À 14 mois de la présidentielle, Bolsonaro a aussi attaqué avec virulence « la farce » du vote électronique supposé frauduleux, un thème populaire auprès de sa base d’irréductibles, qui ne peut suffire seule à le faire réélire.
En affirmant que « seul Dieu » pourrait lui faire quitter le pouvoir, il s’est placé de manière inquiétante en dehors du cadre constitutionnel.
« Bolsonaro ne va pas lâcher le pouvoir facilement : en maintenant ce comportement putschiste, il est prêt à tout faire — y compris créer le chaos au Brésil — afin de se maintenir à la tête du pays », estime M. Estrada.
Jair Bolsonaro est aux abois. Il a sombré dans les sondages avec seulement 24 % d’opinions favorables, au plus bas en près de trois ans de mandat. Il est donné perdant face à sa bête noire, l’ex-président de gauche Luiz Inacio Lula da Silva, en octobre 2022. Parfois dès le premier tour.
Il est par ailleurs cerné par les enquêtes judiciaires et ne se semble pas avoir compris le « Brésil réel ». Plutôt que d’avoir envie de brûler sur un bûcher les juges de la Cour suprême, la majorité des 213 millions de Brésiliens est préoccupée par les prix de l’alimentation qui s’envolent avec l’inflation, le chômage qui frappe 14 millions d’entre eux et cette pandémie de covid qui aura bientôt fait 600 000 morts.

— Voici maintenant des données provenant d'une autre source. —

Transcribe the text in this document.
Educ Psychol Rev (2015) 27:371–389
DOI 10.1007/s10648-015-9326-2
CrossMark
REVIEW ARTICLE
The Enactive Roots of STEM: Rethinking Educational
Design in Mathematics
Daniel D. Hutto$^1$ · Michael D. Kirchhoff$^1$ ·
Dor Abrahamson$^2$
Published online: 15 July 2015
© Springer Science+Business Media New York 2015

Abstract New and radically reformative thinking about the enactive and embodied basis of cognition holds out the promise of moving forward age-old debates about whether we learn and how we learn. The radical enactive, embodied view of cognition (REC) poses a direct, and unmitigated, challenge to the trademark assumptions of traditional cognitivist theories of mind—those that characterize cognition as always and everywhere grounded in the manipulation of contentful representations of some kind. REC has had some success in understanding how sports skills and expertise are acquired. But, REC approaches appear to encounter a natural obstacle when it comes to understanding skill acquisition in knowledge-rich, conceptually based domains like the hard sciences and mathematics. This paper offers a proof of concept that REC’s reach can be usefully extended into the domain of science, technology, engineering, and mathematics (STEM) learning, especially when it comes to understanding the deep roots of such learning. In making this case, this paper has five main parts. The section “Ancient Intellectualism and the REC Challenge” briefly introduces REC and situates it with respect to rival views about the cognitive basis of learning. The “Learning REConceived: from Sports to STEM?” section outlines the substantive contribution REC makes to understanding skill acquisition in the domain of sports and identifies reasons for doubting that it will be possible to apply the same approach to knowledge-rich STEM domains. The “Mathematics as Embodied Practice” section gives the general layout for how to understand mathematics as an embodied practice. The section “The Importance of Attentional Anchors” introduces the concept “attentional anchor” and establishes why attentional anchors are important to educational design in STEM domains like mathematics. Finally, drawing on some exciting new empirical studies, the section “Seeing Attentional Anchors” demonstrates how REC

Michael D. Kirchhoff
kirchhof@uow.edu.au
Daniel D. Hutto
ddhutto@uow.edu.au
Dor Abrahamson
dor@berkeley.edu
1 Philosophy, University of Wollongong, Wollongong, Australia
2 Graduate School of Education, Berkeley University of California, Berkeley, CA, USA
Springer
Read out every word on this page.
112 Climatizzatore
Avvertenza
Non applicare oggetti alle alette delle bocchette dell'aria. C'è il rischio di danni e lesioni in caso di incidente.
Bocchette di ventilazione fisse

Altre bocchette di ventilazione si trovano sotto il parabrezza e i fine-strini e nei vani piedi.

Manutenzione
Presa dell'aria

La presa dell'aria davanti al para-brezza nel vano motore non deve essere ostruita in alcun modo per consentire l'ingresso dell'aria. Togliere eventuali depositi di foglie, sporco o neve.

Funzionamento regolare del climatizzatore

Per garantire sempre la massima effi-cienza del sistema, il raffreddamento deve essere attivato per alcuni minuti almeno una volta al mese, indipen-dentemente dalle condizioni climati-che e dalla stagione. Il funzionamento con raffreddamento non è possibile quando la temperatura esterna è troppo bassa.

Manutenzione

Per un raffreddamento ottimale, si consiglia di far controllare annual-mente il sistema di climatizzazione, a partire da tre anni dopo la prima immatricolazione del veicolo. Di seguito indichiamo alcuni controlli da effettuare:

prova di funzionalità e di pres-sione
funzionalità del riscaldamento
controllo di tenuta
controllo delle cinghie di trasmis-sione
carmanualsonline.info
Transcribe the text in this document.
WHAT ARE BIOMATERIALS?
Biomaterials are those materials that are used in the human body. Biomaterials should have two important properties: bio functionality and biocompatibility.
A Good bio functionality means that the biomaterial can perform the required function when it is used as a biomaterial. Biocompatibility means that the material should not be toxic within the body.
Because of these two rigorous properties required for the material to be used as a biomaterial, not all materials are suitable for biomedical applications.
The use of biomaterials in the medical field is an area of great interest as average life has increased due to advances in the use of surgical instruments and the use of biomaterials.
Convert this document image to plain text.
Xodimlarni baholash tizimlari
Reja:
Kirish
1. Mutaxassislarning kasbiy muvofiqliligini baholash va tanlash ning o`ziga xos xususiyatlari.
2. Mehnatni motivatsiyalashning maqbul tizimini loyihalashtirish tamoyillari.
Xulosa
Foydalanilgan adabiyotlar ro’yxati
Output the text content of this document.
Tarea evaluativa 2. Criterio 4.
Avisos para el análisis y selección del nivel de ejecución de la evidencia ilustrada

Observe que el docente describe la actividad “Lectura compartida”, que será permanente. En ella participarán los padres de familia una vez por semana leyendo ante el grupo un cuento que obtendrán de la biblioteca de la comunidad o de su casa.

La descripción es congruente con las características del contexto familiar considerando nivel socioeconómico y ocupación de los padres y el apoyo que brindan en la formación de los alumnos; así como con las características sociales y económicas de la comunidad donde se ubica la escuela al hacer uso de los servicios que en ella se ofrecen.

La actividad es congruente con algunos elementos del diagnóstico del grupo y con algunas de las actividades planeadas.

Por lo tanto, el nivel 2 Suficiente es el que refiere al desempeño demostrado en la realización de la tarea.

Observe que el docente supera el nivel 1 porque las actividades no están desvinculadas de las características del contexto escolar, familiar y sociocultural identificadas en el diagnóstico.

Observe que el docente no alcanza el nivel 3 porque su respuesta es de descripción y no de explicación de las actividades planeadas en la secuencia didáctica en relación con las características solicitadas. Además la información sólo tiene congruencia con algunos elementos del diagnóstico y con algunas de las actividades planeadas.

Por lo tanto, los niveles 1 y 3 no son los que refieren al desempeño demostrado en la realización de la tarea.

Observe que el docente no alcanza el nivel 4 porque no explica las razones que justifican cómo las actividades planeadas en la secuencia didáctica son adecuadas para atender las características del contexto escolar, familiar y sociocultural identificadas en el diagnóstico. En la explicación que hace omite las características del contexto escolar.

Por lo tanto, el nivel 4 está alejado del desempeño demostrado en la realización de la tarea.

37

Si la journée de mobilisation a renforcé l’instabilité politique, elle a aussi un impact « très mauvais sur l’économie » du Brésil « et génère beaucoup d’incertitudes » relève Claudio Frischtak, président d’Inter. BConsultorio, pour TV Globo.
La Bourse de Sao Paulo accusait d’ailleurs le coup en cédant 3 % mercredi après-midi.
Le rôle de l’armée
Finalement la « démonstration de force » de Bolsonaro aura été une démonstration de faiblesse.
« Le président ne possède pas le pouvoir nécessaire pour faire un coup d’État militaire. Il n’a pas l’appui qu’il faudrait », dit Oliver Stuenkel, de la Fondation Getulio Vargas à Sao Paulo.
L’armée, que sa forte présence au sein du gouvernement et de la haute administration met en situation inconfortable, n’est pas prête aujourd’hui à s’engager dans une telle aventure.
Quant au risque d’une destitution, Bolsonaro « a confiance dans le fait qu’il pourra éviter un impeachment » car « il reste protégé par ses alliés du Centrao », large coalition de droite et de centre droit au Parlement, ajoute M. Stuenkel.
Il reste à voir si le soutien du Centrao ne va pas se fissurer après la journée choc de mardi.
Mais d’ici à la présidentielle, le scénario le plus probable, prévoit M. Stuenkel lui aussi, va être « une instabilité constitutionnelle permanente, une situation chaotique ».